The single biggest design difference across the eight surveys with respect to income data collection contrasts the subannual approach used in the SIPP and, to a limited degree, the PSID, with the retrospective annual approach used in the other surveys. SIPP collects monthly income data from interviews conducted at four-month intervals. Users of SIPP data may cumulate monthly incomes in any way they wish, and we demonstrate this in constructing estimates of annual income from the SIPP. But the SIPP approach is distinctly different from directly asking people their annual incomes. With the Census Bureau engaged in a redesign of the SIPP that is focused on replacing the current three interviews per year with a single annual interview, the merits of this particular design feature carry significance beyond its methodological interest.
The second biggest design difference among these surveys is the range in the number of questions used to capture total income. Detailed questions on income serve an important purpose beyond whether they lead to better estimates of total income or not, and one would not discard detailed questions from a survey whose major purpose is to capture the breadth and variety of income. But the issue of what level of questioning is needed to capture adequate income is very relevant to surveys that collect policy-relevant or simply analytically important data on other topics but whose users would benefit from the availability of a reasonably good measure of total income.

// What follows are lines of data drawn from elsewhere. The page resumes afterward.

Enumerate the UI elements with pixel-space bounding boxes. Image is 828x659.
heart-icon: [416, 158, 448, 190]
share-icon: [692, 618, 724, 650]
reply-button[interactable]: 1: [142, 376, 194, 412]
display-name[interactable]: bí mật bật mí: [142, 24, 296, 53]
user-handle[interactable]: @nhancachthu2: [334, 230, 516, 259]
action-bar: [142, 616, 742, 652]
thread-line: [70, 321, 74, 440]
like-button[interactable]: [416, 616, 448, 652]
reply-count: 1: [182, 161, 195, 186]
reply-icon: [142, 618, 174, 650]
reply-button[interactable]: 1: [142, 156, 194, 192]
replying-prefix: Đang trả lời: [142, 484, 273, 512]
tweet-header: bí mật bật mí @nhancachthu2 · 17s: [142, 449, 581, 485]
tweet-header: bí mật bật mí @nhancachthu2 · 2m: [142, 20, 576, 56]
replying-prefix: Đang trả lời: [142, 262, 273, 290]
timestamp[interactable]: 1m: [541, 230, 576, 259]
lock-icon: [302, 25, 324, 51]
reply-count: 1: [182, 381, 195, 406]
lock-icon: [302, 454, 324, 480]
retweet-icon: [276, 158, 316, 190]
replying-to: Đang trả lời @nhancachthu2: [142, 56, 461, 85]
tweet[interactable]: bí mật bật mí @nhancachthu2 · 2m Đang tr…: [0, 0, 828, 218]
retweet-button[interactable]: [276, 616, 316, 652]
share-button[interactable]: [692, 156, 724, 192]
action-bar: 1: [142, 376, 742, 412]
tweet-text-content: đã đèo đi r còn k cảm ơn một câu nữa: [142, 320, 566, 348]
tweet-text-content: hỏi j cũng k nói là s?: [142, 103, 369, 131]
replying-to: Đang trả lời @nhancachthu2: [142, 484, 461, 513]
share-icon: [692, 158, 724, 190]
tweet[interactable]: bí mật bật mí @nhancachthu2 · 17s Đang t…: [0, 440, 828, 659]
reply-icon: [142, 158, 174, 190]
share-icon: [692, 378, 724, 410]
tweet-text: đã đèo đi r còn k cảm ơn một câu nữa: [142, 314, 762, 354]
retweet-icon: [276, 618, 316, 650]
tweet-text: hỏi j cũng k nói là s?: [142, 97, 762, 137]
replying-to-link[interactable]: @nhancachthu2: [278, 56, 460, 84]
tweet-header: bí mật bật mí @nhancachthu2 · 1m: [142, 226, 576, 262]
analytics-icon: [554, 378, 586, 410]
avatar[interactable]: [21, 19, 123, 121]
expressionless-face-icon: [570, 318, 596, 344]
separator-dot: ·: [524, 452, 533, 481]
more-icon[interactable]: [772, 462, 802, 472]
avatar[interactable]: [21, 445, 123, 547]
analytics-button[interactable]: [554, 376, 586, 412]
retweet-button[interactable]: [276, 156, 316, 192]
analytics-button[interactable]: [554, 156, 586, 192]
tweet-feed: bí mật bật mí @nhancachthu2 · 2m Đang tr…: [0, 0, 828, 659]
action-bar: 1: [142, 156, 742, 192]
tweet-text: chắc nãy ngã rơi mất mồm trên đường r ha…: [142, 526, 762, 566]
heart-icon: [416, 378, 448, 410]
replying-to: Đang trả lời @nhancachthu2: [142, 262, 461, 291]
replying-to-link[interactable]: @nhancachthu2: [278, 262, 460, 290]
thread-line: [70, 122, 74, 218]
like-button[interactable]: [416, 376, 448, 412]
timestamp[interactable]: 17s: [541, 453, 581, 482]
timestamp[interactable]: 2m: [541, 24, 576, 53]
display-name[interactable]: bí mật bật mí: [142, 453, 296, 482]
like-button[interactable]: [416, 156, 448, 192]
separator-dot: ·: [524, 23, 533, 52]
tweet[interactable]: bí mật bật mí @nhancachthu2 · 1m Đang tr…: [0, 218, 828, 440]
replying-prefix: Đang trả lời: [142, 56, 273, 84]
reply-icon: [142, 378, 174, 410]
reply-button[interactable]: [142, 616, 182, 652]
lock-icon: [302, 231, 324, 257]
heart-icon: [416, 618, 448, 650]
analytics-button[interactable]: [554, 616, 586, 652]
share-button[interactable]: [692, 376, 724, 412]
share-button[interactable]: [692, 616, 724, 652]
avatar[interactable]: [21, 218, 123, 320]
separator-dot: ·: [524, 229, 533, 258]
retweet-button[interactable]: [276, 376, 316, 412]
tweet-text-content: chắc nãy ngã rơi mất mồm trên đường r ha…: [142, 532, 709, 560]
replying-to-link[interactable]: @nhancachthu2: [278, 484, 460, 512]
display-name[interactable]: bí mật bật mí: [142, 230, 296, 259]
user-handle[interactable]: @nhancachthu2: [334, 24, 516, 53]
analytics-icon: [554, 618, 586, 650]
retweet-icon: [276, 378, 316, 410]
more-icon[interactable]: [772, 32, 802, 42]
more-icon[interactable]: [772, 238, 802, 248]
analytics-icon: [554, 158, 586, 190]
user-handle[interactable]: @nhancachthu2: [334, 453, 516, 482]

The use of a rolling versus fixed sample is also a major design difference represented among the eight surveys. A rolling sample consists of non-overlapping subsamples spread across a year (or other time period) and designed to be interviewed sequentially. Within the context of a rolling sample there is an additional difference with respect to the reference period for which annual income data are collected. The ACS uses a rolling reference period, asking respondents their income for the past 12 months while NHIS uses a fixed reference period, asking respondents their income for the previous calendar year. A corollary of the NHIS approach is a variable recall interval, where longer length of recall may bring higher nonresponse and lower-quality data.

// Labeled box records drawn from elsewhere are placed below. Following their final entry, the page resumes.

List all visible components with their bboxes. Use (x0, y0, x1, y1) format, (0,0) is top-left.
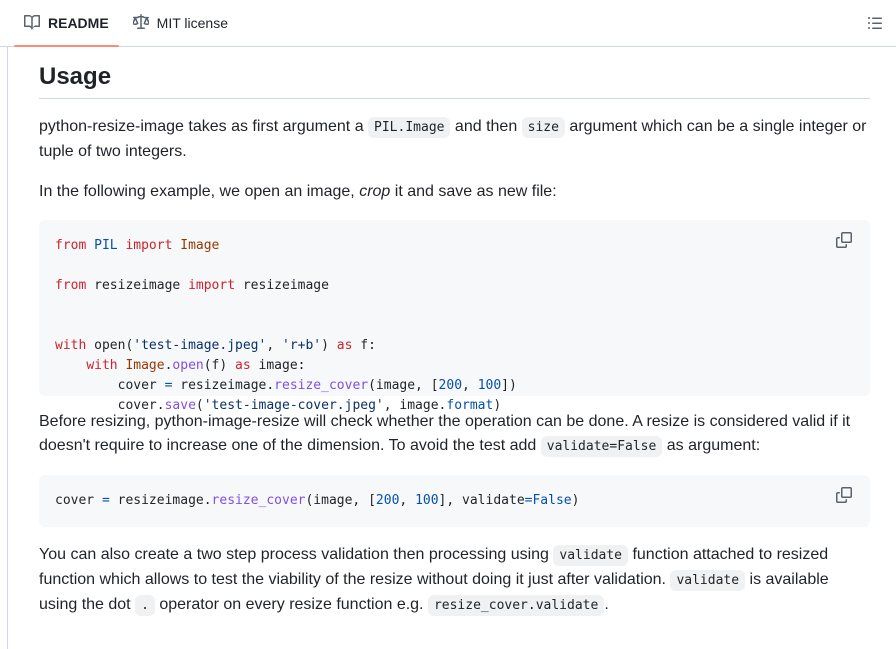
code-number: 200 (438, 378, 463, 393)
code-punct: ]) (501, 378, 517, 393)
code-number: 100 (477, 378, 502, 393)
code-var: image: (250, 358, 306, 373)
paragraph-text: In the following example, we open an ima… (39, 183, 360, 200)
paragraph-text: as argument: (662, 437, 761, 454)
code-args: (image, [ (305, 493, 376, 508)
code-args: (f) (203, 358, 236, 373)
code-block-validate: cover = resizeimage.resize_cover(image, … (39, 475, 870, 527)
code-block-example: from PIL import Image from resizeimage im… (39, 220, 870, 413)
code-var: cover. (117, 398, 165, 413)
outline-button[interactable] (864, 12, 886, 34)
copy-icon (836, 232, 852, 252)
tab-readme[interactable]: README (14, 0, 119, 47)
inline-code-dot: . (135, 595, 155, 616)
code-keyword: with (55, 338, 87, 353)
code-function: resize_cover (211, 493, 306, 508)
copy-icon (836, 487, 852, 507)
inline-code-validate: validate (553, 545, 629, 566)
code-line: from PIL import Image (55, 236, 854, 256)
code-args: , image. (383, 398, 447, 413)
tab-license-label: MIT license (156, 15, 228, 31)
inline-code-pil-image: PIL.Image (368, 117, 451, 138)
code-line: cover = resizeimage.resize_cover(image, … (55, 376, 854, 396)
code-punct: ( (195, 398, 204, 413)
tab-readme-label: README (48, 15, 109, 31)
copy-code-button[interactable] (836, 487, 854, 505)
section-heading-usage: Usage (39, 47, 870, 99)
code-punct: ) (571, 493, 580, 508)
code-var: cover (117, 378, 157, 393)
code-name: resizeimage (235, 278, 329, 293)
law-scale-icon (131, 13, 150, 33)
inline-code-size: size (521, 117, 565, 138)
paragraph-validation: Before resizing, python-image-resize wil… (39, 410, 870, 459)
inline-code-resize-cover-validate: resize_cover.validate (427, 595, 605, 616)
code-string: 'test-image-cover.jpeg' (203, 398, 384, 413)
code-punct: , (266, 338, 282, 353)
code-punct: , (462, 378, 478, 393)
code-line: cover = resizeimage.resize_cover(image, … (55, 491, 854, 511)
paragraph-text: it and save as new file: (390, 183, 557, 200)
code-line: with Image.open(f) as image: (55, 356, 854, 376)
inline-code-validate: validate (670, 570, 746, 591)
code-line: from resizeimage import resizeimage (55, 276, 854, 296)
code-punct: , (399, 493, 416, 508)
code-keyword: with (86, 358, 118, 373)
paragraph-two-step: You can also create a two step process v… (39, 543, 870, 618)
list-unordered-icon (864, 17, 886, 38)
code-keyword: as (336, 338, 353, 353)
code-operator: = (156, 378, 181, 393)
code-number: 200 (375, 493, 400, 508)
code-keyword: import (125, 238, 173, 253)
code-module: resizeimage. (117, 493, 212, 508)
code-keyword: import (188, 278, 236, 293)
copy-code-button[interactable] (836, 232, 854, 250)
code-var: cover (55, 493, 95, 508)
readme-content: Usage python-resize-image takes as first… (7, 47, 896, 649)
code-attribute: format (446, 398, 494, 413)
code-args: ], validate (438, 493, 525, 508)
code-name: Image (172, 238, 220, 253)
code-module: resizeimage. (180, 378, 275, 393)
book-icon (24, 14, 40, 33)
code-function: open (172, 358, 204, 373)
code-line: cover.save('test-image-cover.jpeg', imag… (55, 396, 854, 416)
paragraph-text: operator on every resize function e.g. (154, 596, 428, 613)
code-function: open (86, 338, 126, 353)
code-function: resize_cover (274, 378, 369, 393)
code-function: save (164, 398, 196, 413)
code-keyword: as (235, 358, 251, 373)
code-punct: ) (321, 338, 337, 353)
paragraph-example-intro: In the following example, we open an ima… (39, 180, 870, 204)
paragraph-text: python-resize-image takes as first argum… (39, 118, 369, 135)
code-class: Image (117, 358, 165, 373)
code-string: 'r+b' (282, 338, 322, 353)
code-number: 100 (415, 493, 439, 508)
paragraph-text: . (604, 596, 609, 613)
inline-code-validate-false: validate=False (540, 436, 663, 457)
code-args: (image, [ (368, 378, 439, 393)
paragraph-text: and then (450, 118, 522, 135)
readme-tab-bar: README MIT license (0, 0, 896, 47)
code-line: with open('test-image.jpeg', 'r+b') as f… (55, 336, 854, 356)
paragraph-text: You can also create a two step process v… (39, 546, 554, 563)
paragraph-intro: python-resize-image takes as first argum… (39, 115, 870, 164)
code-string: 'test-image.jpeg' (133, 338, 267, 353)
code-keyword: from (55, 278, 87, 293)
tab-license[interactable]: MIT license (123, 0, 238, 46)
code-var: f: (352, 338, 376, 353)
code-constant: False (532, 493, 572, 508)
code-operator: = (94, 493, 118, 508)
code-module: resizeimage (86, 278, 189, 293)
emphasis-crop: crop (359, 183, 391, 200)
code-punct: ) (493, 398, 502, 413)
code-module: PIL (86, 238, 126, 253)
code-keyword: from (55, 238, 87, 253)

Four of the remaining five surveys are longitudinal. They involve repeated interviews with the same individuals over multiple years.1 Attrition and limited representation of additions to the population will tend to make individual panels less representative of the U.S. population over time.2 This is a serious concern with respect to the PSID, which has followed an initial sample of households for 40 years. Another aspect of longitudinal surveys involves the impact of being interviewed multiple times with variations on the same instrument. It is conceivable that the repetition of the income questions—particularly in the SIPP, where the interval between interviews is brief and all of the income questions recur—may improve the quality of the responses over time as respondents learn what to expect. However, our analyses do not explicitly address these features of longitudinal surveys.